The seventh interest rate hike in a row will put more pressure on mortgage holders, with NAB the first of the big banks to pass on the 0.25 percentage point lift to its home loan customers.
On Tuesday afternoon, the Reserve Bank of Australia lifted interest rates by another 25 basis points, taking the official cash rate to 2.85 per cent.
Provided lenders pass on the hike to borrowers, the latest interest rate hike will add more than $114 to monthly repayments for a typical $750,000 mortgage.
The Herald's view: Blunt instrument of interest rates targets inflation but hits borrowers and jobs
Numbers crunched by Compare the Market found the cumulative 275 basis points in rate hikes since May will add about $1205 to the average 30-year $750,000 loan.
"Unfortunately, there aren't many winners this Melbourne Cup Day with another whack to the household budget when we're already feeling the pinch," Compare the Market's Stephen Zeller said.
A survey by the comparison outfit found 50 per cent of Australians were worried they wouldn't be able to afford rising mortgage and rental payments in the next year.
Borrowers may suffer when interest rates rise but savers enjoy a boost to the interest rate on their savings accounts if banks pass on the hikes.
NAB has not yet announced higher rates for savers.
RateCity research director Sally Tindall said NAB was likely waiting to see what the other big banks would do.
"By keeping quiet on savings rates, NAB is strategically holding its cards close to its chest, waiting for the other three big banks to reveal their hands," she said.
"Let's hope the other three big banks come to the party for savers and pass on the full RBA hike."
Elsewhere, manufacturing conditions have stayed flat for the third month in a row as worker and supply chain shortages continue to drag business activity down.
The Australian Industry Group performance of manufacturing index showed consumer-related manufacturers performed well in October, with food and beverage sectors buoyed by a lift in orders in the lead-up to the festive season.
But industry-related manufacturing, such as metal products, had a slow month, with uncertainty in the construction sector leading to a slowdown in orders.
"Australian manufacturing is in a holding pattern, with three straight months of flat results," AI Group chief executive Innes Willox said.
"Manufacturers are concerned that if economic conditions deteriorate - as this month's federal budget forecasts - they will be unable to maintain employment and production in the face of these pressures."
In the October budget, Treasury downgraded its economic growth forecasts from the budget before, with gross domestic product tipped to fall to 1.5 per cent in 2023/24 before starting to recover.

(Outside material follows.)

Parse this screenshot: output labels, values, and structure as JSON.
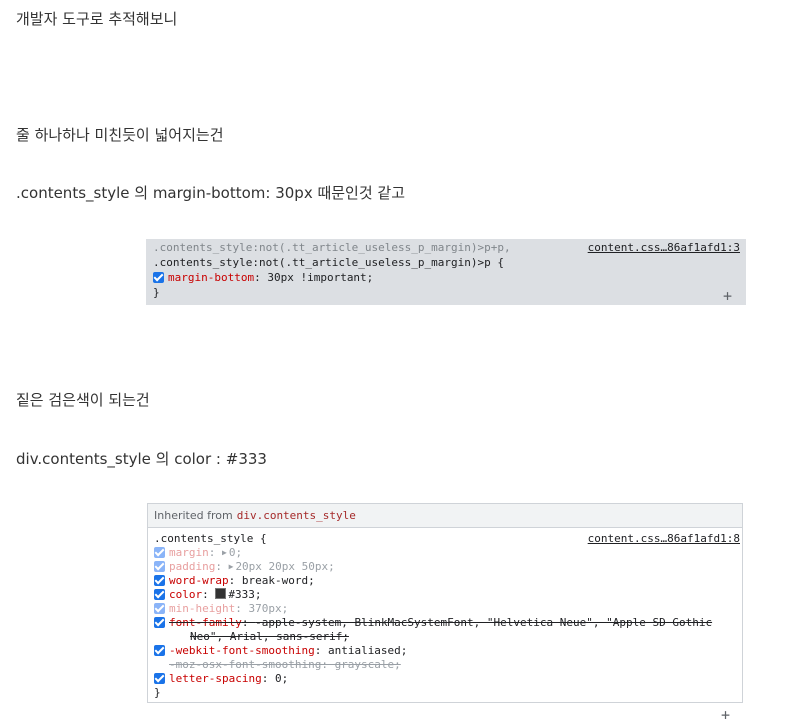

The index showed average wages falling slightly across the manufacturing sector for the month despite ongoing labour shortages.
However, wages have been trending above long-run averages for most of the year.
Input prices also remained above historical averages despite decelerating in October.
"Manufacturers' selling prices increased but at a slower pace as fewer businesses passed through higher input costs," the report said.